Une quinzaine d’années plus tard le procédé est le même : je peins ce qu’il y a en face de moi – les espaces d’expositions vides se substituant aux ateliers de l’école. Les artistes ne sont plus le sujet mais sont invité·es à intervenir dans l’espace créé par mes représentations picturales. Car ma peinture est une scène à habiter, à augmenter, un espace dans l’espace qui crée de nouvelles possibilités d’accueil pour les productions des artistes avec qui je travaille.

De l’intervention picturale directe à l’accrochage d’œuvres, les propositions varient. L’utilisation de la surface diffère également : certain·es artistes utilisent l’espace nouvellement créé par la perspective quand d’autres n’en tiennent pas compte et interagissent avec les formes et les couleurs proposées. Enfin, il arrive que j’intervienne sur la peinture d’un·e autre artiste ou que ma proposition ne trouve pas preneur·euse, laissant alors ma peinture inhabitée.

Si son sujet et son rôle n’ont que peu changé, sa matérialité, elle, n’a eu de cesse d’évoluer au gré du développement de mes réflexions. Après m’être progressivement passé du châssis puis de la toile, j’ai renoncé à l’huile de lin et à l’essence de térébenthine pour me tourner vers une peinture murale éphémère faite de pigments mélangés à l’eau. Récemment, j’ai troqué les pigments pour des matériaux que je trouve dans l’espace d’exposition, renforçant encore la relation entre l’espace et ma peinture.

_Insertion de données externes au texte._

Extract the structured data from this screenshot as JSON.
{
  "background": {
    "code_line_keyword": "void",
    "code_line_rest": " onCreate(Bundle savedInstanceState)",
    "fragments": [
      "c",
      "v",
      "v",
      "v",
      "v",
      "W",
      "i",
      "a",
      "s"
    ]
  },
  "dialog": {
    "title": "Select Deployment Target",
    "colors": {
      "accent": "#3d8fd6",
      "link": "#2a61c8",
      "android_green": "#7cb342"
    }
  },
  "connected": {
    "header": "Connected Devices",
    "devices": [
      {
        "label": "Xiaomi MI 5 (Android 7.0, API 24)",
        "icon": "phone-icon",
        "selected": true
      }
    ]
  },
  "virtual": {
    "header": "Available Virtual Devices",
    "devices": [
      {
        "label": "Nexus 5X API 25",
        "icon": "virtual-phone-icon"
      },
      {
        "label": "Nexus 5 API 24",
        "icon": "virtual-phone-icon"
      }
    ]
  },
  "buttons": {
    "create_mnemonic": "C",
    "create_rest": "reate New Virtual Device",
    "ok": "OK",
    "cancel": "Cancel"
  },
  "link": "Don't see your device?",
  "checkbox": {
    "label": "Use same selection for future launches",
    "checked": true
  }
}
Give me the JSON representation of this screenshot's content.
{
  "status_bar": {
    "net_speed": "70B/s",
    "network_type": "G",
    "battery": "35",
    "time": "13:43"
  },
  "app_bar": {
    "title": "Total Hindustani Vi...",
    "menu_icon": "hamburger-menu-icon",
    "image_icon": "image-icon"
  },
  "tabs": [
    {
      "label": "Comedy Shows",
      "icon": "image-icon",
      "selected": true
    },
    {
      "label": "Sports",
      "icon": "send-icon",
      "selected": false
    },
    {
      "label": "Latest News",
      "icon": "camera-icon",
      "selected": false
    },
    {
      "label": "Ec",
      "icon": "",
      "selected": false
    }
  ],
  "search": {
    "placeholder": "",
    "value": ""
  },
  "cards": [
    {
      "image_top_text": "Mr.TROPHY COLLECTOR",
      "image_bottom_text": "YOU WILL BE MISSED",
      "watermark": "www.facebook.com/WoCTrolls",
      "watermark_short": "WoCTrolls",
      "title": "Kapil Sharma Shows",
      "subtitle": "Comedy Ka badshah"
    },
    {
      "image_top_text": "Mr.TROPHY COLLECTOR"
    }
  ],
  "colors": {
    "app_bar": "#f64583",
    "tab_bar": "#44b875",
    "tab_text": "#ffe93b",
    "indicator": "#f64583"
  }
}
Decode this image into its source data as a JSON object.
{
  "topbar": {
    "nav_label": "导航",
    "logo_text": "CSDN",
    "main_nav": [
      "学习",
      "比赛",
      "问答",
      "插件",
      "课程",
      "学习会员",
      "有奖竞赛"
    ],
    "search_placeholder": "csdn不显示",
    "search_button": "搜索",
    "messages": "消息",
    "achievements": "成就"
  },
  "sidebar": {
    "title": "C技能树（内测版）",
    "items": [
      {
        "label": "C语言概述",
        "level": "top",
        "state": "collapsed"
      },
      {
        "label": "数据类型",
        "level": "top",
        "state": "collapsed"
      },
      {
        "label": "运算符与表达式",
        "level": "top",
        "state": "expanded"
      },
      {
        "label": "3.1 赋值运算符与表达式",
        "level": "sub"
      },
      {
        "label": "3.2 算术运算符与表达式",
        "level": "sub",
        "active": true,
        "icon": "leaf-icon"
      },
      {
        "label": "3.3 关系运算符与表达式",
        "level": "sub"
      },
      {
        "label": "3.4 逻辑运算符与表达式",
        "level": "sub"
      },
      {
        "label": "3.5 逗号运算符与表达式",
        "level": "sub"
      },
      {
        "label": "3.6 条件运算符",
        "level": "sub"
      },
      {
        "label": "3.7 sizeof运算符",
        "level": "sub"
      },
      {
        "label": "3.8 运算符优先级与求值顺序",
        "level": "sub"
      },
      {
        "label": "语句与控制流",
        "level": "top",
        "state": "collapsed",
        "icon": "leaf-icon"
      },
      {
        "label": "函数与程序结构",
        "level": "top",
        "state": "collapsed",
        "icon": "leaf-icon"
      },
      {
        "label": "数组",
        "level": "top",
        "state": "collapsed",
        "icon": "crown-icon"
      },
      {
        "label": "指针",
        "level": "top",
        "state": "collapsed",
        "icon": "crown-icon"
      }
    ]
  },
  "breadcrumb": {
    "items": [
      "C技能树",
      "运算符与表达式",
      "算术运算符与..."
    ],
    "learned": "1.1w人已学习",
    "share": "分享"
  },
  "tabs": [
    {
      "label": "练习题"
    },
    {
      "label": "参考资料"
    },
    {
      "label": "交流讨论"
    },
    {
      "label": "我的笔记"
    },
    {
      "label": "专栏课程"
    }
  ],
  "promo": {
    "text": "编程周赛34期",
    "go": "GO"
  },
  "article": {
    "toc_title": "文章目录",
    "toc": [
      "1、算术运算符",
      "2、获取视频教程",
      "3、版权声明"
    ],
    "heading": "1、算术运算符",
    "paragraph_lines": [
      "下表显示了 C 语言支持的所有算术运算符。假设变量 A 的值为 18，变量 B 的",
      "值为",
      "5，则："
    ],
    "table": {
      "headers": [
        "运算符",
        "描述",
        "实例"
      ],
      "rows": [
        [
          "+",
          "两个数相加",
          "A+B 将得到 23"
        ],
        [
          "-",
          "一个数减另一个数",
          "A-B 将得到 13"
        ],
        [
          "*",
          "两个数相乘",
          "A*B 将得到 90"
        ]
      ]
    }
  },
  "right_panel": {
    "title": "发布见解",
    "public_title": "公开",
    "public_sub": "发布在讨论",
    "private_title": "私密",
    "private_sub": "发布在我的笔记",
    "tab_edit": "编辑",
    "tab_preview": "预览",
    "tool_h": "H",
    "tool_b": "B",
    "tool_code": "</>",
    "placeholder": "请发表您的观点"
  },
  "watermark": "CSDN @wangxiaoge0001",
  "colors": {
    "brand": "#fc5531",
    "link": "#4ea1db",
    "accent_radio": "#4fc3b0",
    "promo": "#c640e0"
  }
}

Peintre sans pratique quotidienne, je produis uniquement lors de mes temps de résidence et d’exposition – me plaçant ainsi à rebours de l’image fantasmée du génie créateur à l’intériorité débordante. L’abandon de l’atelier et de la création d’objets me permettent d’interroger les normes des mondes de l’art et de questionner le rapport à la vente, et ainsi notre rémunération, ou notre impact environnemental.